A study that is more than ten years old, made at the Magellan Baade Telescope, at the Las Campanas Observatory, in Carnegie, Chile, has shown the possibility of a new approach to answering this fundamental mystery of the universe, which basically has to do with its structure.
The results, led by Daniel Kerson of Carnegie, have been published in the Monthly News of the Royal Academy of Astronomy.
Describing the indescribable
Did kelson wonder: How to describe the indescribable? The answer he found was: “Taking a new approach to the whole problem.”
“Our tactic gives us an intuitive insight into how gravity has managed the growth of structure since the earliest days of the universe,” says one of the co-authors, Andrew Benson.
“This is a direct observation based on one of the tests that are pillars of cosmology.”
The first galaxies are known to have formed a couple of million years after the Big Bang, the Big Bang. That started when the universe was hot and it was an extremely energetic particle soup.
As the material expanded after the Big Bang, it began to cool and many of the particles simply turned into hydrogen. There were patches denser than others, and eventually, their gravity influenced the final trajectory of the expanding universe, forming the first structures in the cosmos.
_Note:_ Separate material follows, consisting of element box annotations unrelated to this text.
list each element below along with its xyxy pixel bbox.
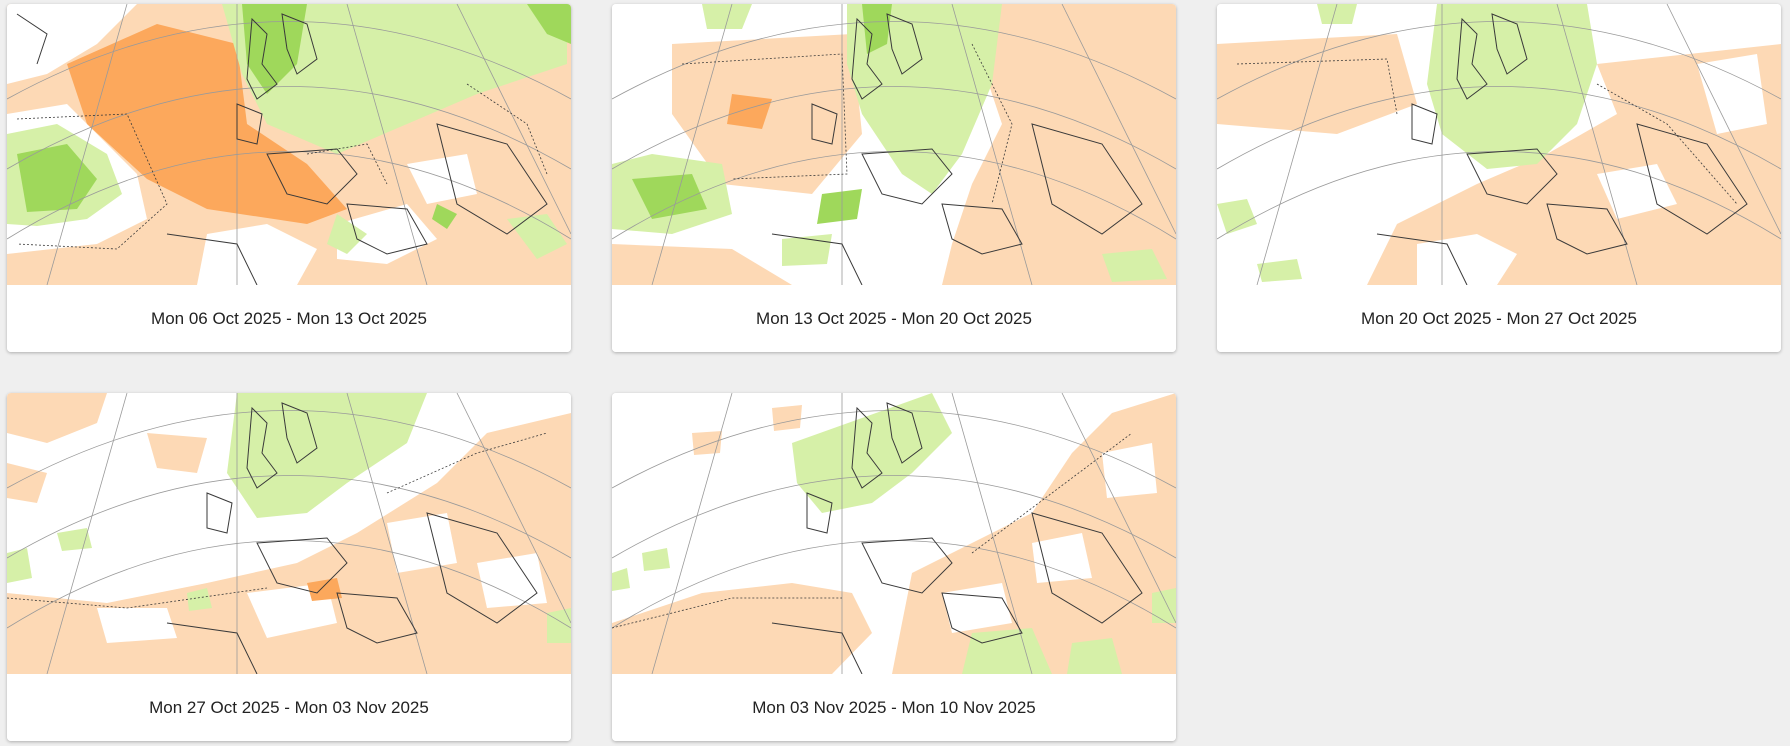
- forecast-period-label: Mon 13 Oct 2025 - Mon 20 Oct 2025: [612, 285, 1176, 352]
- forecast-card-week-4[interactable]: Mon 27 Oct 2025 - Mon 03 Nov 2025: [7, 393, 571, 741]
- anomaly-map-week-2: [612, 4, 1176, 285]
- forecast-period-label: Mon 20 Oct 2025 - Mon 27 Oct 2025: [1217, 285, 1781, 352]
- forecast-period-label: Mon 27 Oct 2025 - Mon 03 Nov 2025: [7, 674, 571, 741]
- forecast-card-week-1[interactable]: Mon 06 Oct 2025 - Mon 13 Oct 2025: [7, 4, 571, 352]
- forecast-card-week-3[interactable]: Mon 20 Oct 2025 - Mon 27 Oct 2025: [1217, 4, 1781, 352]
- anomaly-map-week-5: [612, 393, 1176, 674]
- forecast-card-week-5[interactable]: Mon 03 Nov 2025 - Mon 10 Nov 2025: [612, 393, 1176, 741]
- forecast-card-week-2[interactable]: Mon 13 Oct 2025 - Mon 20 Oct 2025: [612, 4, 1176, 352]
- forecast-period-label: Mon 03 Nov 2025 - Mon 10 Nov 2025: [612, 674, 1176, 741]
- anomaly-map-week-1: [7, 4, 571, 285]
- forecast-period-label: Mon 06 Oct 2025 - Mon 13 Oct 2025: [7, 285, 571, 352]
- anomaly-map-week-3: [1217, 4, 1781, 285]
- anomaly-map-week-4: [7, 393, 571, 674]
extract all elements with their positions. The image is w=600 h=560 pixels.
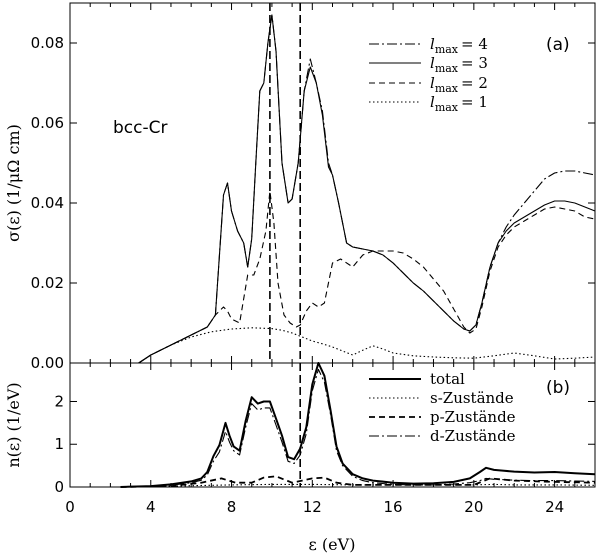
y-tick-label: 0.02 xyxy=(31,274,64,292)
x-tick-label: 8 xyxy=(227,498,237,516)
legend-b-entry-3: p-Zustände xyxy=(430,408,516,426)
x-axis-title: ε (eV) xyxy=(309,535,356,554)
legend-b-entry-1: total xyxy=(430,370,465,388)
y-tick-label: 0.06 xyxy=(31,114,64,132)
x-tick-labels: 0 4 8 12 16 20 24 xyxy=(65,498,564,516)
legend-a-entry-3: lmax = 2 xyxy=(430,74,488,95)
panel-b-y-axis-title: n(ε) (1/eV) xyxy=(4,382,23,467)
panel-b-y-tick-labels: 0 1 2 xyxy=(54,392,64,496)
series-line-3 xyxy=(138,190,596,364)
legend-b-entry-2: s-Zustände xyxy=(430,389,514,407)
y-tick-label: 0.08 xyxy=(31,34,64,52)
x-tick-label: 20 xyxy=(464,498,483,516)
panel-a-frame xyxy=(69,2,596,364)
legend-b-entry-4: d-Zustände xyxy=(430,427,516,445)
y-tick-label: 0.04 xyxy=(31,194,64,212)
panel-a-y-tick-labels: 0.00 0.02 0.04 0.06 0.08 xyxy=(31,34,64,372)
panel-a-ticks xyxy=(69,3,596,364)
series-line-4 xyxy=(138,327,596,364)
x-tick-label: 12 xyxy=(303,498,322,516)
y-tick-label: 2 xyxy=(54,392,64,410)
legend-a-entry-1: lmax = 4 xyxy=(430,35,488,56)
y-tick-label: 0 xyxy=(54,478,64,496)
material-annotation: bcc-Cr xyxy=(113,118,167,138)
panel-a-y-axis-title: σ(ε) (1/μΩ cm) xyxy=(4,124,23,242)
series-line-1 xyxy=(120,362,596,488)
legend-a-entry-4: lmax = 1 xyxy=(430,93,488,114)
y-tick-label: 1 xyxy=(54,435,64,453)
y-tick-label: 0.00 xyxy=(31,354,64,372)
series-line-3 xyxy=(120,475,596,488)
series-line-2 xyxy=(120,483,596,488)
panel-b-label: (b) xyxy=(546,378,570,398)
panel-a-series xyxy=(138,14,596,364)
x-tick-label: 0 xyxy=(65,498,75,516)
panel-a-label: (a) xyxy=(546,35,570,55)
legend-a-entry-2: lmax = 3 xyxy=(430,54,488,75)
series-line-4 xyxy=(120,368,596,488)
series-line-2 xyxy=(138,14,596,364)
x-tick-label: 16 xyxy=(384,498,403,516)
series-line-1 xyxy=(138,14,596,364)
panel-b-ticks xyxy=(69,363,596,488)
panel-b-legend: total s-Zustände p-Zustände d-Zustände xyxy=(369,370,516,445)
panel-a-legend: lmax = 4 lmax = 3 lmax = 2 lmax = 1 xyxy=(369,35,488,114)
x-tick-label: 4 xyxy=(146,498,156,516)
panel-a-vertical-lines xyxy=(269,3,301,363)
panel-b-series xyxy=(120,362,596,488)
x-tick-label: 24 xyxy=(545,498,564,516)
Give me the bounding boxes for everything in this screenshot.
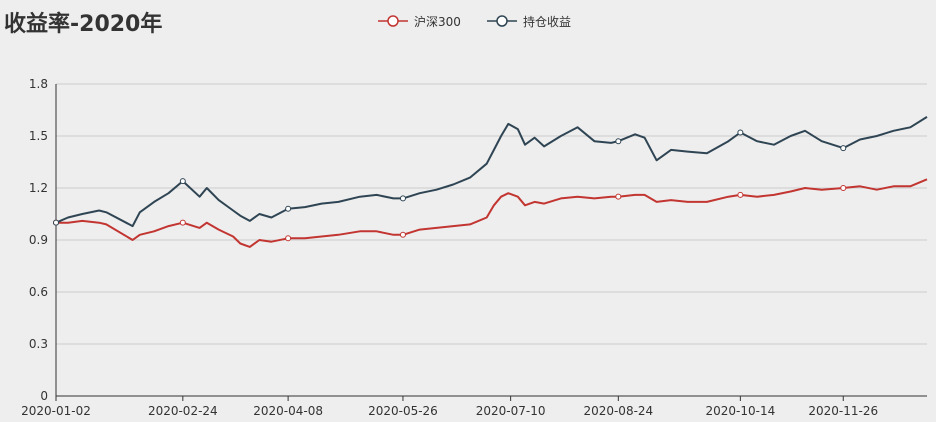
x-tick-label: 2020-02-24 <box>148 404 218 418</box>
data-point <box>841 186 846 191</box>
y-tick-label: 1.8 <box>29 77 48 91</box>
x-axis: 2020-01-02 2020-02-24 2020-04-08 2020-05-26… <box>21 396 927 418</box>
data-point <box>286 206 291 211</box>
x-tick-label: 2020-01-02 <box>21 404 91 418</box>
x-tick-label: 2020-11-26 <box>808 404 878 418</box>
data-point <box>738 192 743 197</box>
chart-legend[interactable]: 沪深300 持仓收益 <box>378 14 571 29</box>
y-tick-label: 1.5 <box>29 129 48 143</box>
x-tick-label: 2020-07-10 <box>476 404 546 418</box>
x-tick-label: 2020-04-08 <box>253 404 323 418</box>
grid-lines <box>56 84 927 344</box>
x-tick-label: 2020-10-14 <box>705 404 775 418</box>
data-point <box>841 146 846 151</box>
data-point <box>286 236 291 241</box>
y-tick-label: 0.9 <box>29 233 48 247</box>
data-point <box>738 130 743 135</box>
x-tick-label: 2020-08-24 <box>583 404 653 418</box>
legend-item-2[interactable]: 持仓收益 <box>487 14 571 29</box>
data-point <box>54 220 59 225</box>
data-point <box>180 220 185 225</box>
data-point <box>616 139 621 144</box>
data-point <box>616 194 621 199</box>
legend-label: 沪深300 <box>414 15 461 29</box>
y-tick-label: 0.6 <box>29 285 48 299</box>
legend-circle-icon <box>388 16 398 26</box>
data-point <box>400 232 405 237</box>
legend-item-1[interactable]: 沪深300 <box>378 15 461 29</box>
series-line <box>56 179 927 247</box>
y-axis: 0 0.3 0.6 0.9 1.2 1.5 1.8 <box>29 77 56 403</box>
y-tick-label: 1.2 <box>29 181 48 195</box>
data-point <box>180 179 185 184</box>
legend-circle-icon <box>497 16 507 26</box>
y-tick-label: 0.3 <box>29 337 48 351</box>
legend-label: 持仓收益 <box>523 14 571 29</box>
data-point <box>400 196 405 201</box>
y-tick-label: 0 <box>40 389 48 403</box>
series-1 <box>54 179 928 247</box>
x-tick-label: 2020-05-26 <box>368 404 438 418</box>
chart-title: 收益率-2020年 <box>4 11 162 37</box>
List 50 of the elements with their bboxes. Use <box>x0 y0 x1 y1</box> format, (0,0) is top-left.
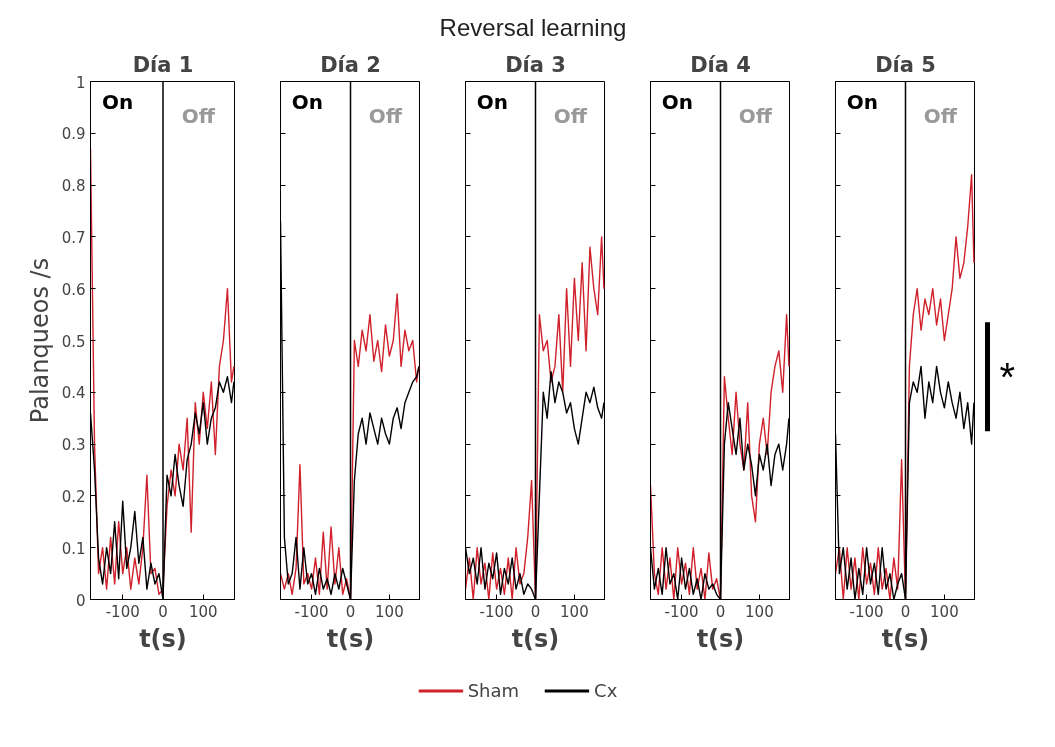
y-tick-label: 0.7 <box>61 228 86 247</box>
annotation: On <box>291 89 323 114</box>
x-tick-label: 100 <box>745 602 774 621</box>
x-tick-label: 100 <box>560 602 589 621</box>
x-tick-label: 0 <box>345 602 356 621</box>
x-tick-label: 0 <box>158 602 168 621</box>
y-tick-label: 1 <box>75 73 86 92</box>
x-axis-title: t(s) <box>511 624 560 653</box>
x-tick-label: 0 <box>530 602 541 621</box>
x-tick-label: -100 <box>664 602 699 621</box>
x-axis-title: t(s) <box>881 624 930 653</box>
annotation: On <box>661 89 693 114</box>
x-axis-title: t(s) <box>326 624 375 653</box>
x-axis-title: t(s) <box>696 624 745 653</box>
y-tick-label: 0.1 <box>61 539 86 558</box>
y-tick-label: 0.4 <box>61 384 86 403</box>
annotation: Off <box>738 103 773 128</box>
chart-title: Día 2 <box>320 52 381 77</box>
chart-title: Día 3 <box>505 52 566 77</box>
y-tick-label: 0.8 <box>61 177 86 196</box>
y-tick-label: 0.5 <box>61 332 86 351</box>
x-tick-label: 0 <box>715 602 726 621</box>
annotation: Off <box>553 103 588 128</box>
y-axis-title: Palanqueos /s <box>25 257 54 424</box>
chart-subtitle: Reversal learning <box>439 14 627 41</box>
x-axis-title: t(s) <box>139 624 187 653</box>
x-tick-label: -100 <box>479 602 514 621</box>
x-tick-label: -100 <box>105 602 140 621</box>
x-tick-label: -100 <box>294 602 329 621</box>
annotation: On <box>846 89 878 114</box>
chart-title: Día 4 <box>690 52 751 77</box>
y-tick-label: 0.9 <box>61 125 86 144</box>
annotation: Off <box>181 103 216 128</box>
x-tick-label: -100 <box>849 602 884 621</box>
annotation: On <box>102 89 134 114</box>
y-tick-label: 0.6 <box>61 280 86 299</box>
annotation: On <box>476 89 508 114</box>
x-tick-label: 100 <box>375 602 404 621</box>
x-tick-label: 100 <box>188 602 218 621</box>
legend-label: Sham <box>467 679 520 701</box>
x-tick-label: 100 <box>930 602 959 621</box>
text: * <box>999 354 1016 399</box>
annotation: Off <box>923 103 958 128</box>
y-tick-label: 0.3 <box>61 436 86 455</box>
chart-title: Día 1 <box>132 52 194 77</box>
y-tick-label: 0.2 <box>61 487 86 506</box>
x-tick-label: 0 <box>900 602 911 621</box>
annotation: Off <box>368 103 403 128</box>
legend-label: Cx <box>594 679 618 701</box>
chart-title: Día 5 <box>875 52 936 77</box>
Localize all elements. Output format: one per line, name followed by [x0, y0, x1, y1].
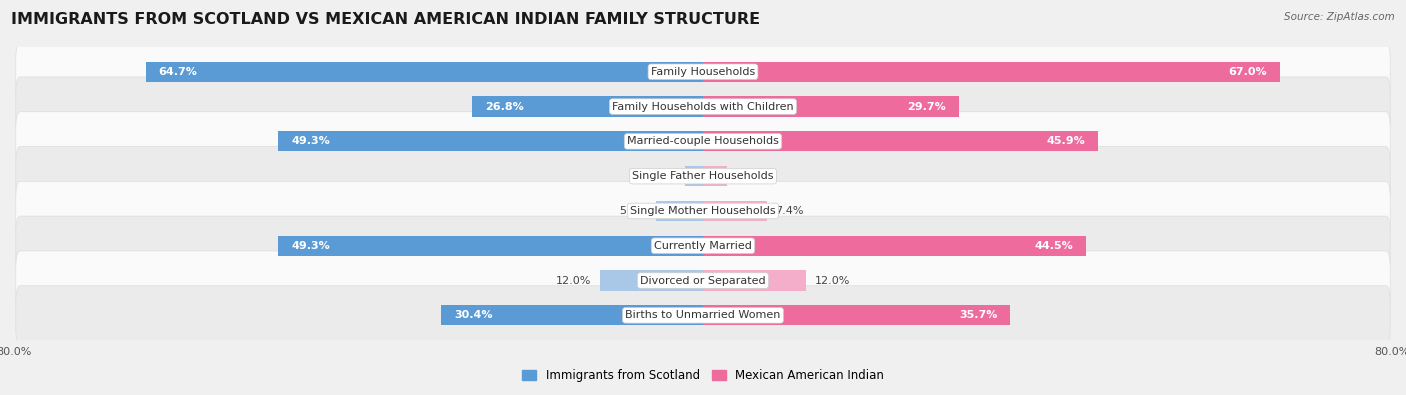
Text: IMMIGRANTS FROM SCOTLAND VS MEXICAN AMERICAN INDIAN FAMILY STRUCTURE: IMMIGRANTS FROM SCOTLAND VS MEXICAN AMER…	[11, 12, 761, 27]
FancyBboxPatch shape	[15, 42, 1391, 102]
FancyBboxPatch shape	[15, 251, 1391, 310]
Text: 2.1%: 2.1%	[648, 171, 676, 181]
Text: 5.5%: 5.5%	[619, 206, 647, 216]
Bar	[703, 305, 1011, 325]
Text: Single Father Households: Single Father Households	[633, 171, 773, 181]
Text: 7.4%: 7.4%	[775, 206, 804, 216]
FancyBboxPatch shape	[15, 112, 1391, 171]
Text: 2.8%: 2.8%	[735, 171, 765, 181]
FancyBboxPatch shape	[15, 77, 1391, 136]
Bar	[278, 236, 703, 256]
Bar	[599, 271, 703, 291]
Text: 29.7%: 29.7%	[907, 102, 946, 111]
Text: Family Households with Children: Family Households with Children	[612, 102, 794, 111]
Bar	[685, 166, 703, 186]
Legend: Immigrants from Scotland, Mexican American Indian: Immigrants from Scotland, Mexican Americ…	[517, 364, 889, 386]
Text: Births to Unmarried Women: Births to Unmarried Women	[626, 310, 780, 320]
FancyBboxPatch shape	[15, 181, 1391, 241]
Text: 26.8%: 26.8%	[485, 102, 524, 111]
Text: Married-couple Households: Married-couple Households	[627, 136, 779, 147]
Bar	[703, 271, 807, 291]
Text: Source: ZipAtlas.com: Source: ZipAtlas.com	[1284, 12, 1395, 22]
Bar	[146, 62, 703, 82]
Bar	[655, 201, 703, 221]
Text: 64.7%: 64.7%	[159, 67, 198, 77]
FancyBboxPatch shape	[15, 286, 1391, 345]
Text: 67.0%: 67.0%	[1229, 67, 1267, 77]
Bar	[472, 96, 703, 117]
Text: Currently Married: Currently Married	[654, 241, 752, 251]
FancyBboxPatch shape	[15, 216, 1391, 275]
Text: 45.9%: 45.9%	[1046, 136, 1085, 147]
Text: 49.3%: 49.3%	[291, 136, 330, 147]
Text: 12.0%: 12.0%	[815, 276, 851, 286]
Bar	[703, 166, 727, 186]
Text: Divorced or Separated: Divorced or Separated	[640, 276, 766, 286]
Bar	[703, 201, 766, 221]
Text: 44.5%: 44.5%	[1035, 241, 1073, 251]
Text: Single Mother Households: Single Mother Households	[630, 206, 776, 216]
Text: 30.4%: 30.4%	[454, 310, 492, 320]
Bar	[441, 305, 703, 325]
Text: 49.3%: 49.3%	[291, 241, 330, 251]
Bar	[703, 62, 1279, 82]
Text: 35.7%: 35.7%	[959, 310, 997, 320]
Bar	[703, 96, 959, 117]
FancyBboxPatch shape	[15, 147, 1391, 206]
Bar	[278, 131, 703, 151]
Bar	[703, 236, 1087, 256]
Bar	[703, 131, 1098, 151]
Text: 12.0%: 12.0%	[555, 276, 591, 286]
Text: Family Households: Family Households	[651, 67, 755, 77]
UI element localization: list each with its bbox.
A study that is more than ten years old, made at the Magellan Baade Telescope, at the Las Campanas Observatory, in Carnegie, Chile, has shown the possibility of a new approach to answering this fundamental mystery of the universe, which basically has to do with its structure.
The results, led by Daniel Kerson of Carnegie, have been published in the Monthly News of the Royal Academy of Astronomy.
Describing the indescribable
Did kelson wonder: How to describe the indescribable? The answer he found was: “Taking a new approach to the whole problem.”
“Our tactic gives us an intuitive insight into how gravity has managed the growth of structure since the earliest days of the universe,” says one of the co-authors, Andrew Benson.
“This is a direct observation based on one of the tests that are pillars of cosmology.”
The first galaxies are known to have formed a couple of million years after the Big Bang, the Big Bang. That started when the universe was hot and it was an extremely energetic particle soup.
As the material expanded after the Big Bang, it began to cool and many of the particles simply turned into hydrogen. There were patches denser than others, and eventually, their gravity influenced the final trajectory of the expanding universe, forming the first structures in the cosmos.
The issue is therefore to understand the difference in densities that allowed the creation of large and small structures, which were formed in some places and not in others, which has been a fascinating topic of discussion in science for years.
But so far, astronomers’ abilities to model how this structure, which is already around 13 billion years old, has its mathematical limitations.
And it is that, according to Benson, “the gravitational interactions that took place between the particles in the universe are so complex to explain that simple mathematics does not serve us.”
The solution is to make mathematical approximations
As a result, astronomers began to use mathematical approaches, which compromise the precision of their models.
This can be simulated on the computer using numerical models for all interactions between galaxies, but not for all interactions that occur between particles, because this is too complicated.
“A key point of our work was to count the mass present in the stars that we found in a huge selection of distant galaxies and use this information to formulate a new approach, to understand how the structure of the universe was formed,” Kelson explained.
The team is very large: Louis Abramson, Shannon Patel, Stephen Shectman, Alan Dressler, Patrick McCarthy, and John S. Mulchaey, as well as Rik Williams (who is now at Uber Technologies).
They have proved for the first time that the growth of proto-structures can be calculated and averaged across space. And this has revealed why the denser blocks grew faster and the less dense, slower.
Working in reverse
An interesting point in the work was working in reverse and determining the original distributions and growth rates of fluctuations in density, which would eventually give the large-scale structures that determine the distribution of galaxies as we see them now.
So if we were to summarize this work, it essentially gives a precise description of why and how the fluctuation of densities grows in the way that is observed in the real universe, as well as the computational work that allows us to speculate and understand the universe in his childhood.
“And this is all so simple, it’s so elegant,” adds Kelson.